Television/radio coverage
- Network: Seven Network Telstra

= 2021 Brownlow Medal =

The 2021 Brownlow Medal was the 94th year the award was presented to the player adjudged the best and fairest player during the Australian Football League (AFL) home-and-away season. For the second year in a row, due to the travel restrictions imposed as a result of the COVID-19 pandemic in Australia, the ceremony was not held in Melbourne but instead a mainly made-for-television event, with players attending their nearest function in four different states. With Perth hosting the 2021 AFL Grand Final, the main function was held at Optus Stadium on Sunday, 19 September 2021.

Ollie Wines of the Port Adelaide Football Club won the medal with 36 votes, equalling the record set by Dustin Martin in 2017 Brownlow Medal for most votes in a season under the 3–2–1 voting system, until it was broken by Patrick Cripps in 2024.

== Reactions ==
Reaction to the 2021 count saw discussion about the trend of vote inflation, as Wines equalled Dustin Martin's 2017 record of 36 votes and the top four vote-getters each polling at least 30 votes, which would have been enough to win the overwhelming majority of Brownlows in the past.
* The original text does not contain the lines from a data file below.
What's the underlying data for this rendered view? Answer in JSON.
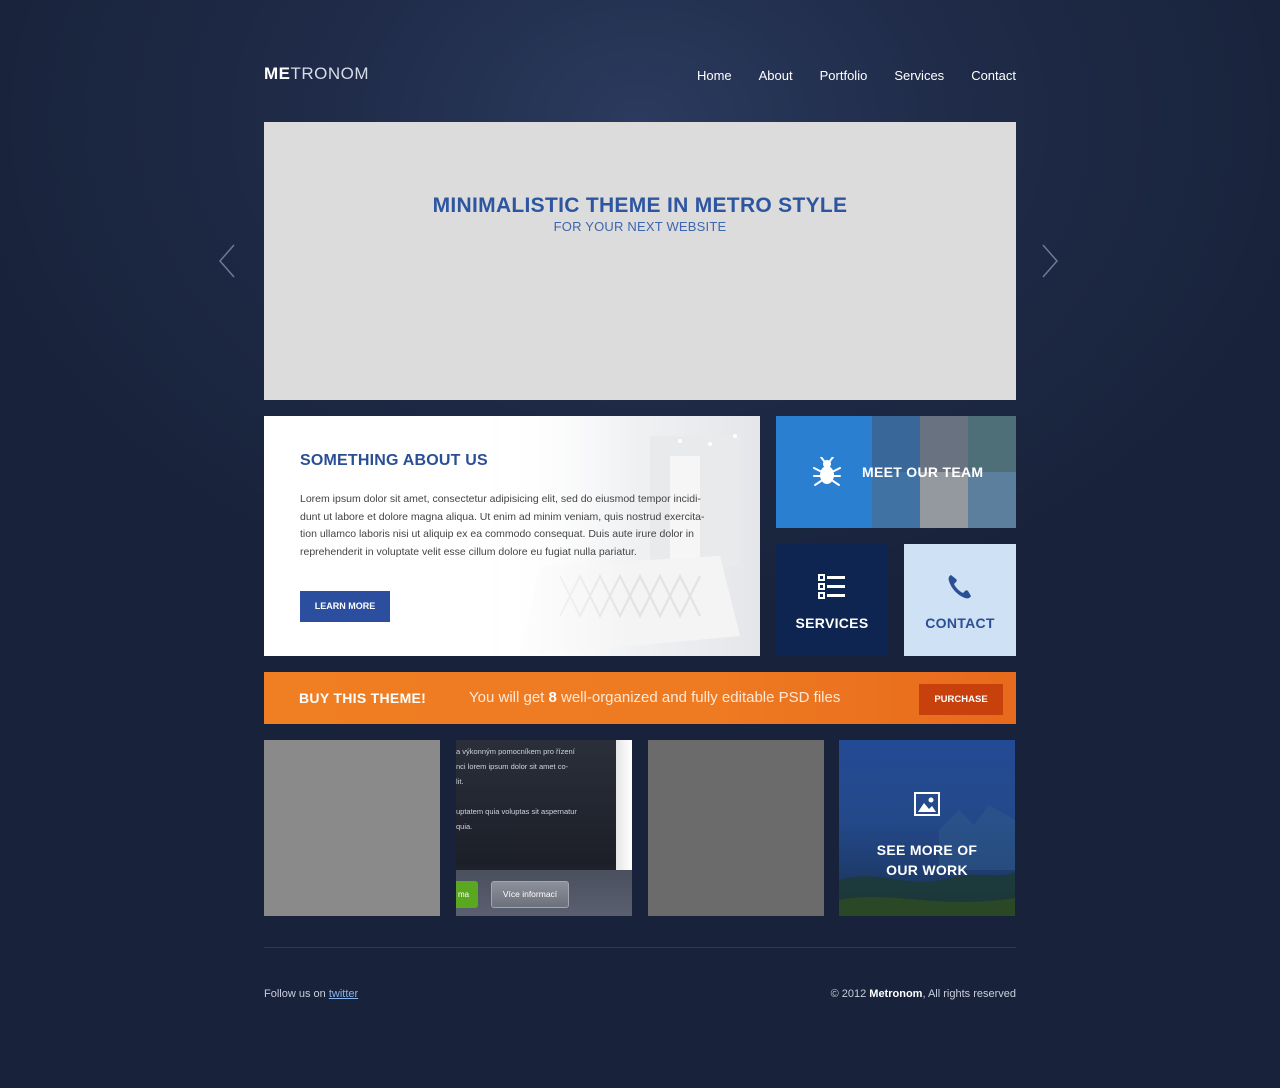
{
  "header": {
    "logo_bold": "ME",
    "logo_rest": "TRONOM",
    "nav": [
      "Home",
      "About",
      "Portfolio",
      "Services",
      "Contact"
    ]
  },
  "slider": {
    "title": "MINIMALISTIC THEME IN METRO STYLE",
    "subtitle": "FOR YOUR NEXT WEBSITE",
    "prev_icon": "chevron-left-icon",
    "next_icon": "chevron-right-icon"
  },
  "about": {
    "heading": "SOMETHING ABOUT US",
    "body": "Lorem ipsum dolor sit amet, consectetur adipisicing elit, sed do eiusmod tempor incidi-dunt ut labore et dolore magna aliqua. Ut enim ad minim veniam, quis nostrud exercita-tion ullamco laboris nisi ut aliquip ex ea commodo consequat. Duis aute irure dolor in reprehenderit in voluptate velit esse cillum dolore eu fugiat nulla pariatur.",
    "button": "LEARN MORE"
  },
  "tiles": {
    "team": {
      "label": "MEET OUR TEAM",
      "icon": "bug-icon",
      "color": "#2a7fd1"
    },
    "services": {
      "label": "SERVICES",
      "icon": "list-icon",
      "color": "#0d2550"
    },
    "contact": {
      "label": "CONTACT",
      "icon": "phone-icon",
      "color": "#cfe1f5"
    }
  },
  "promo": {
    "headline": "BUY THIS THEME!",
    "msg_before": "You will get ",
    "msg_count": "8",
    "msg_after": " well-organized and fully editable PSD files",
    "button": "PURCHASE",
    "color": "#f07e22"
  },
  "portfolio": {
    "item2": {
      "lines": [
        "a výkonným pomocníkem pro řízení",
        "nci lorem ipsum dolor sit amet co-",
        "lit.",
        "",
        "uptatem quia voluptas sit aspernatur",
        "quia."
      ],
      "green_button": "ma",
      "button": "Více informací"
    },
    "more": {
      "line1": "SEE MORE OF",
      "line2": "OUR WORK",
      "icon": "image-icon"
    }
  },
  "footer": {
    "follow_text": "Follow us on ",
    "twitter_link": "twitter",
    "copyright_prefix": "© 2012 ",
    "copyright_brand": "Metronom",
    "copyright_suffix": ", All rights reserved"
  }
}
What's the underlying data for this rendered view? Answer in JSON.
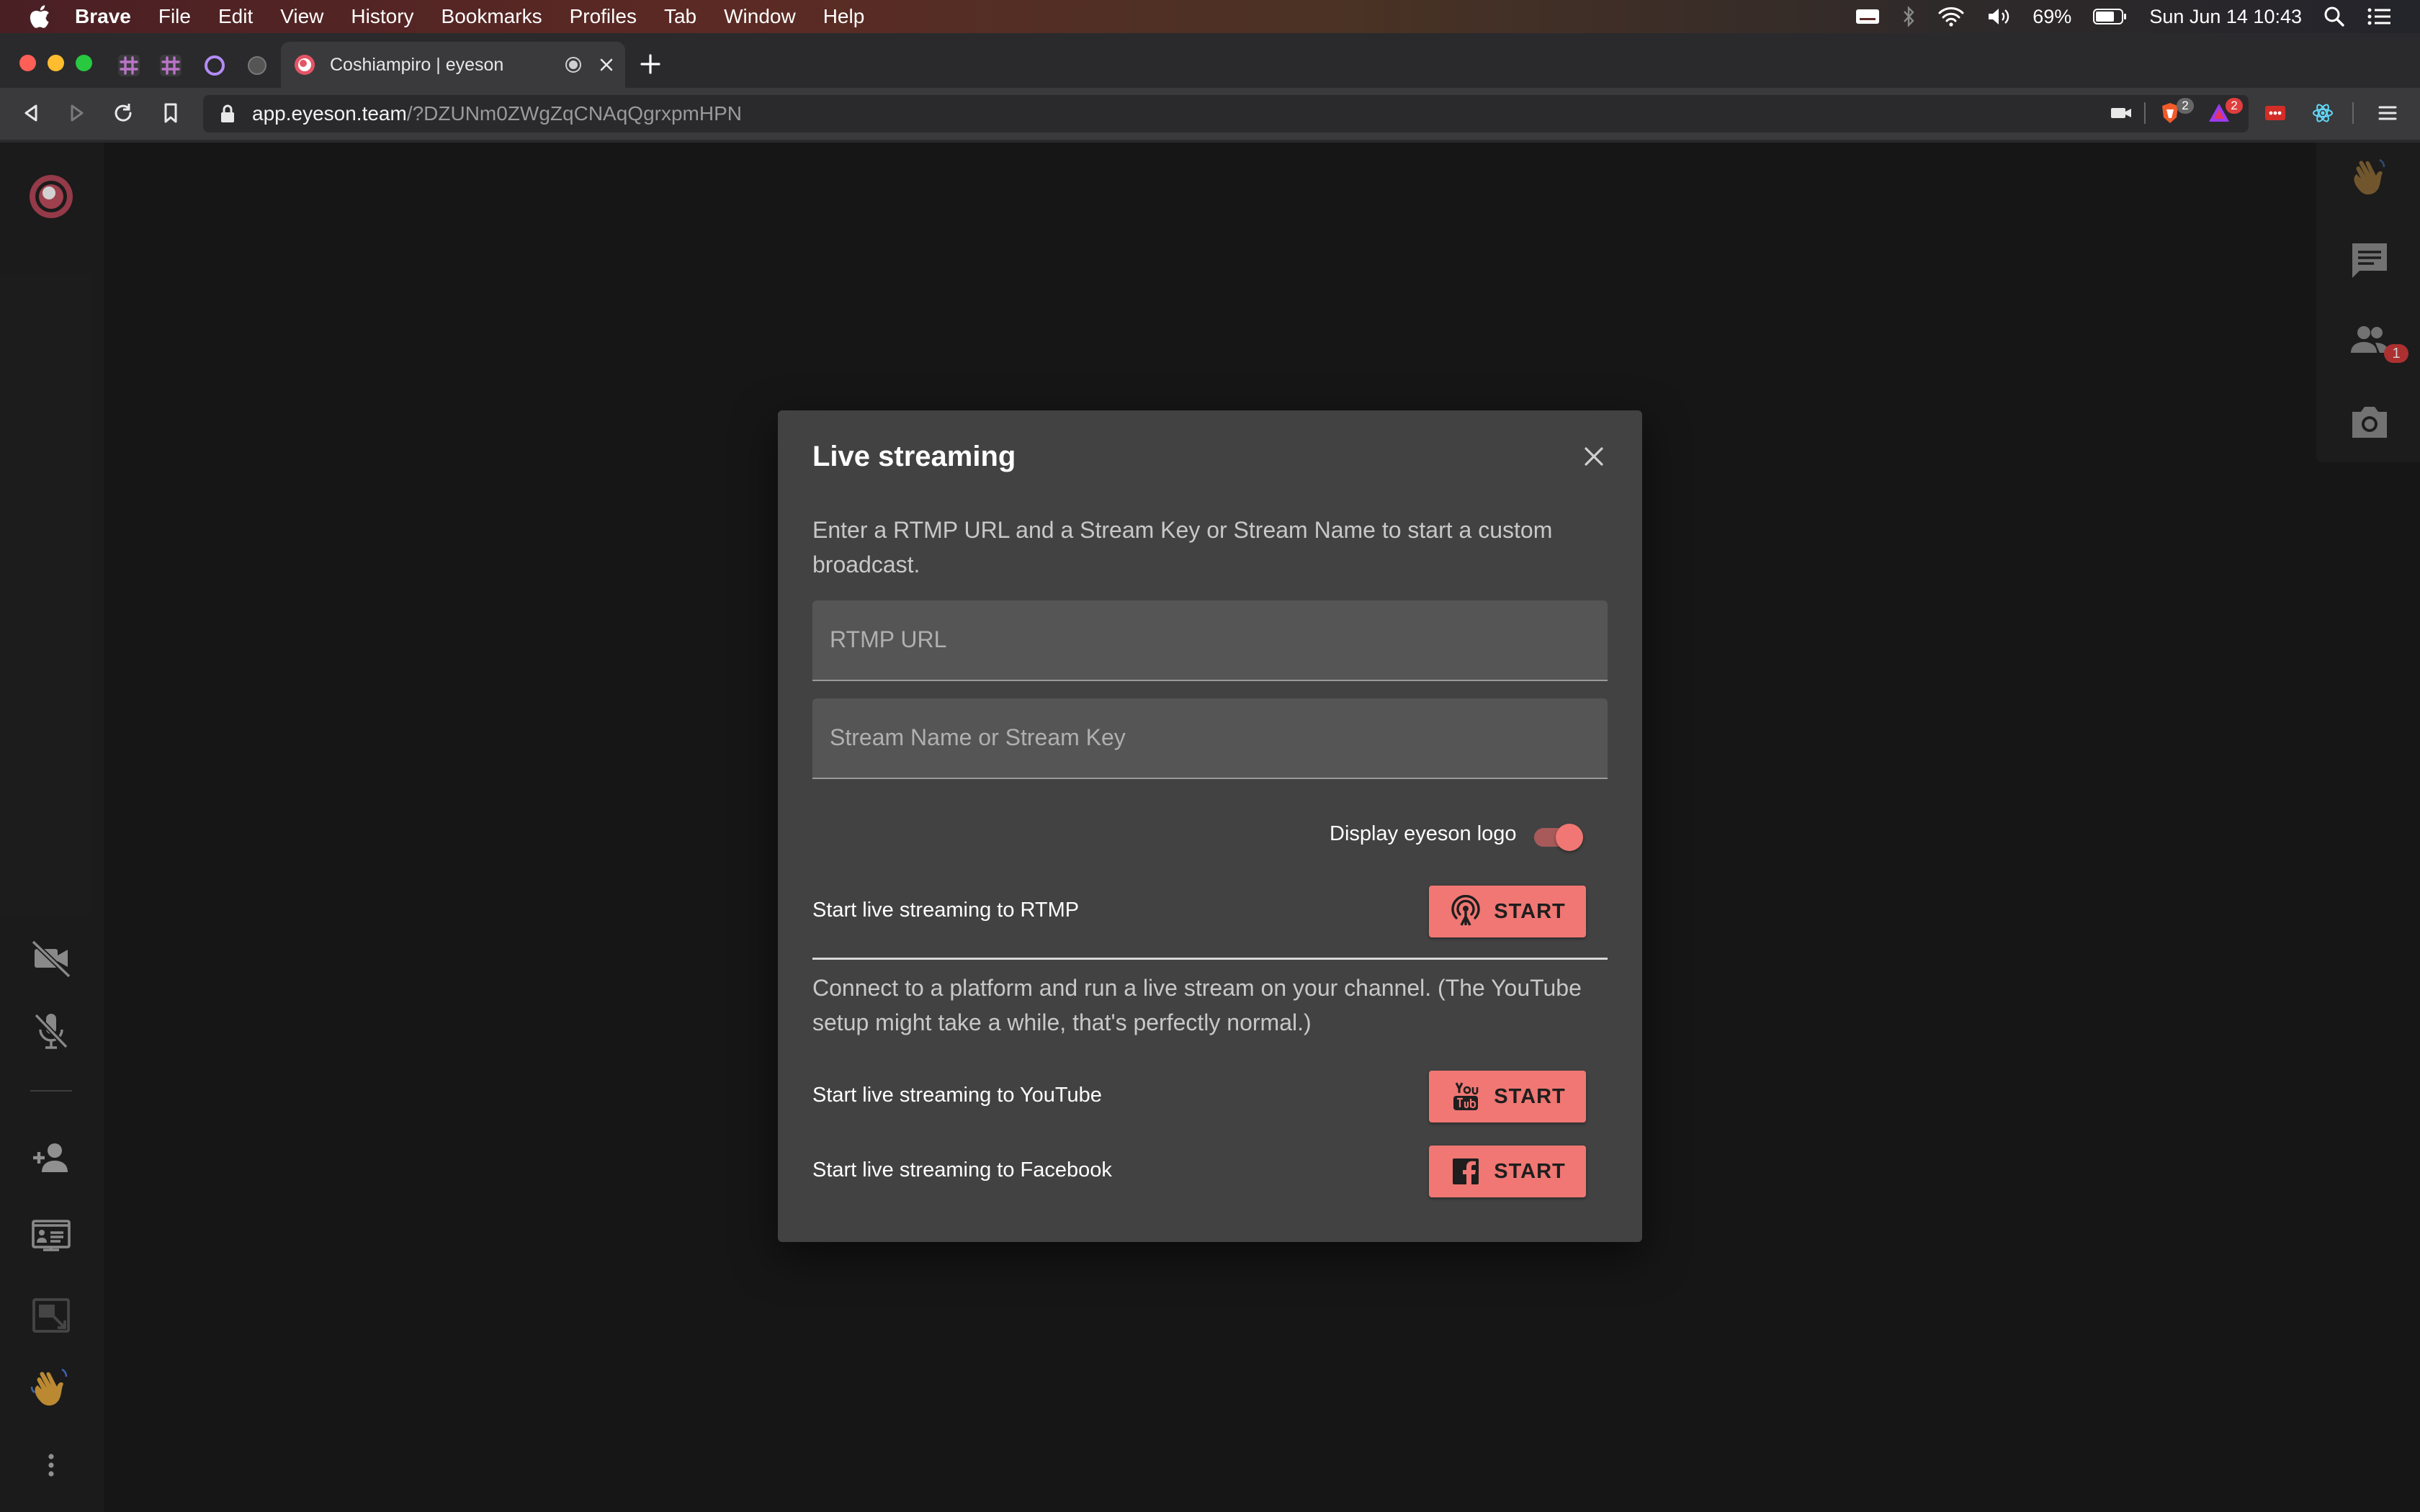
{
  "menubar": {
    "app_name": "Brave",
    "items": [
      "File",
      "Edit",
      "View",
      "History",
      "Bookmarks",
      "Profiles",
      "Tab",
      "Window",
      "Help"
    ],
    "battery": "69%",
    "datetime": "Sun Jun 14  10:43"
  },
  "browser": {
    "active_tab_title": "Coshiampiro | eyeson",
    "url_host": "app.eyeson.team",
    "url_path": "/?DZUNm0ZWgZqCNAqQgrxpmHPN",
    "brave_shield_count": "2",
    "rewards_count": "2"
  },
  "rightbar": {
    "participants_badge": "1"
  },
  "dialog": {
    "title": "Live streaming",
    "rtmp_description": "Enter a RTMP URL and a Stream Key or Stream Name to start a custom broadcast.",
    "rtmp_url_placeholder": "RTMP URL",
    "stream_key_placeholder": "Stream Name or Stream Key",
    "logo_toggle_label": "Display eyeson logo",
    "logo_toggle_on": true,
    "rtmp_row_label": "Start live streaming to RTMP",
    "platform_description": "Connect to a platform and run a live stream on your channel. (The YouTube setup might take a while, that's perfectly normal.)",
    "youtube_row_label": "Start live streaming to YouTube",
    "facebook_row_label": "Start live streaming to Facebook",
    "start_label": "START"
  },
  "colors": {
    "accent": "#f07773",
    "dialog_bg": "#424242",
    "app_bg": "#1b1b1b"
  }
}
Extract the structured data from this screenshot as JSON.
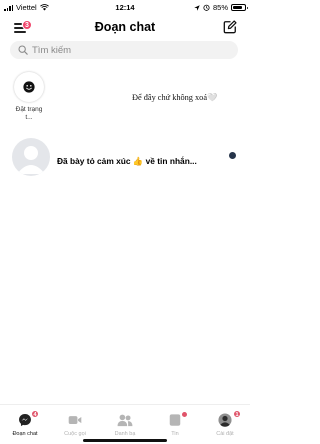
{
  "status_bar": {
    "carrier": "Viettel",
    "time": "12:14",
    "battery": "85%",
    "battery_level": 0.85
  },
  "header": {
    "title": "Đoạn chat",
    "menu_badge": "3"
  },
  "search": {
    "placeholder": "Tìm kiếm"
  },
  "stories": {
    "own_label": "Đặt trạng t...",
    "note_text": "Để đây chứ không xoá🤍"
  },
  "chats": [
    {
      "preview": "Đã bày tỏ cảm xúc 👍 về tin nhắn...",
      "unread": true
    }
  ],
  "tabs": [
    {
      "label": "Đoạn chat",
      "icon": "chat-bubble-icon",
      "badge": "4",
      "active": true
    },
    {
      "label": "Cuộc gọi",
      "icon": "video-camera-icon",
      "badge": "",
      "active": false
    },
    {
      "label": "Danh bạ",
      "icon": "people-icon",
      "badge": "",
      "active": false
    },
    {
      "label": "Tin",
      "icon": "stories-icon",
      "badge": "",
      "active": false
    },
    {
      "label": "Cài đặt",
      "icon": "profile-avatar-icon",
      "badge": "1",
      "active": false
    }
  ],
  "colors": {
    "badge": "#f0466b",
    "unread_dot": "#26344a",
    "search_bg": "#f2f2f2"
  }
}
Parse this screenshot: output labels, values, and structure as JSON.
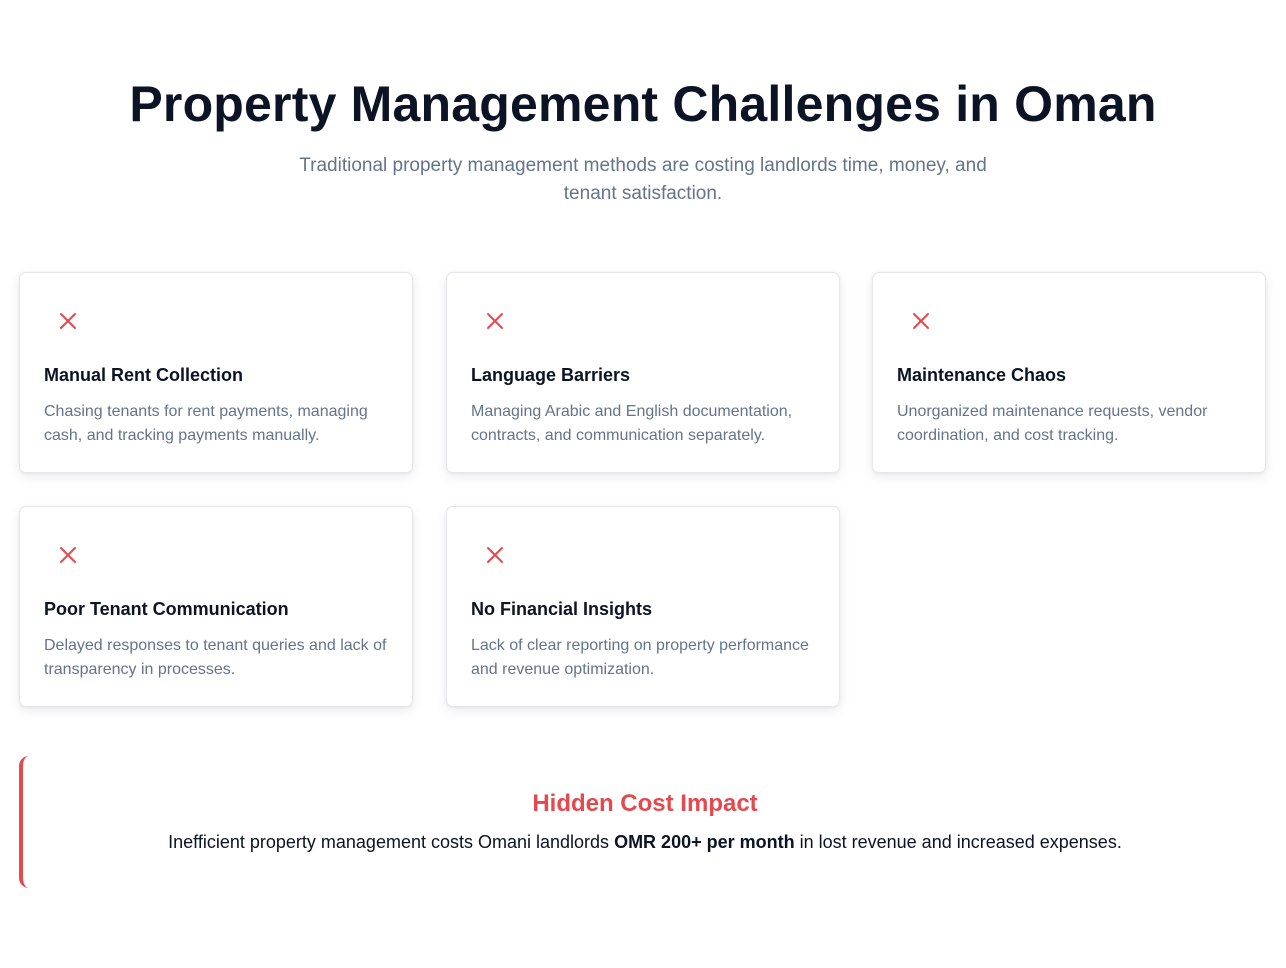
{
  "header": {
    "title": "Property Management Challenges in Oman",
    "subtitle": "Traditional property management methods are costing landlords time, money, and tenant satisfaction."
  },
  "colors": {
    "accent_red": "#e5484d",
    "heading": "#0b1324",
    "muted": "#64748b"
  },
  "challenges": [
    {
      "icon": "x-icon",
      "title": "Manual Rent Collection",
      "description": "Chasing tenants for rent payments, managing cash, and tracking payments manually."
    },
    {
      "icon": "x-icon",
      "title": "Language Barriers",
      "description": "Managing Arabic and English documentation, contracts, and communication separately."
    },
    {
      "icon": "x-icon",
      "title": "Maintenance Chaos",
      "description": "Unorganized maintenance requests, vendor coordination, and cost tracking."
    },
    {
      "icon": "x-icon",
      "title": "Poor Tenant Communication",
      "description": "Delayed responses to tenant queries and lack of transparency in processes."
    },
    {
      "icon": "x-icon",
      "title": "No Financial Insights",
      "description": "Lack of clear reporting on property performance and revenue optimization."
    }
  ],
  "impact": {
    "title": "Hidden Cost Impact",
    "text_before": "Inefficient property management costs Omani landlords ",
    "text_highlight": "OMR 200+ per month",
    "text_after": " in lost revenue and increased expenses."
  }
}
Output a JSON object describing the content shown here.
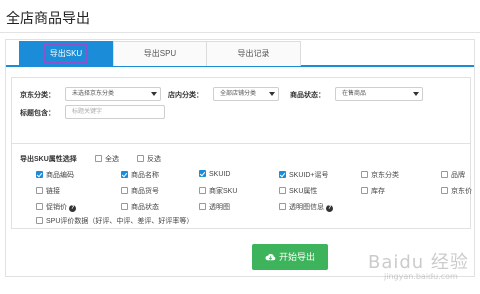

In round 21 against Geelong, it was regarded that Sam Taylor of Greater Western Sydney played an excellent defensive game on Tom Hawkins that according to former player Garry Lyon "was as good a defensive game as we’ve ever seen against one of the great forwards in recent history", yet received no votes from the umpires.

==Leading vote-getters==

|  | Player | Votes |
| 1st | Ollie Wines (Port Adelaide) | 36 |
| 2nd | Marcus Bontempelli (Western Bulldogs) | 33 |
| 3rd | Clayton Oliver (Melbourne) | 31 |
| 4th | Sam Walsh (Carlton) | 30 |
| =5th | Darcy Parish (Essendon) | 26 |
Jack Steele (St Kilda)
| =7th | Tom Mitchell (Hawthorn) | 25 |
Travis Boak (Port Adelaide)
| =9th | Jarryd Lyons (Brisbane Lions) | 23 |
Christian Petracca (Melbourne)

==Voting procedure==
The three field umpires (those umpires who control the flow of the game, as opposed to goal or boundary umpires) confer after each match and award three votes, two votes, and one vote to the players they regard as the best, second-best and third-best in the match, respectively. The votes are kept secret until the awards night, and they are read and tallied on the evening.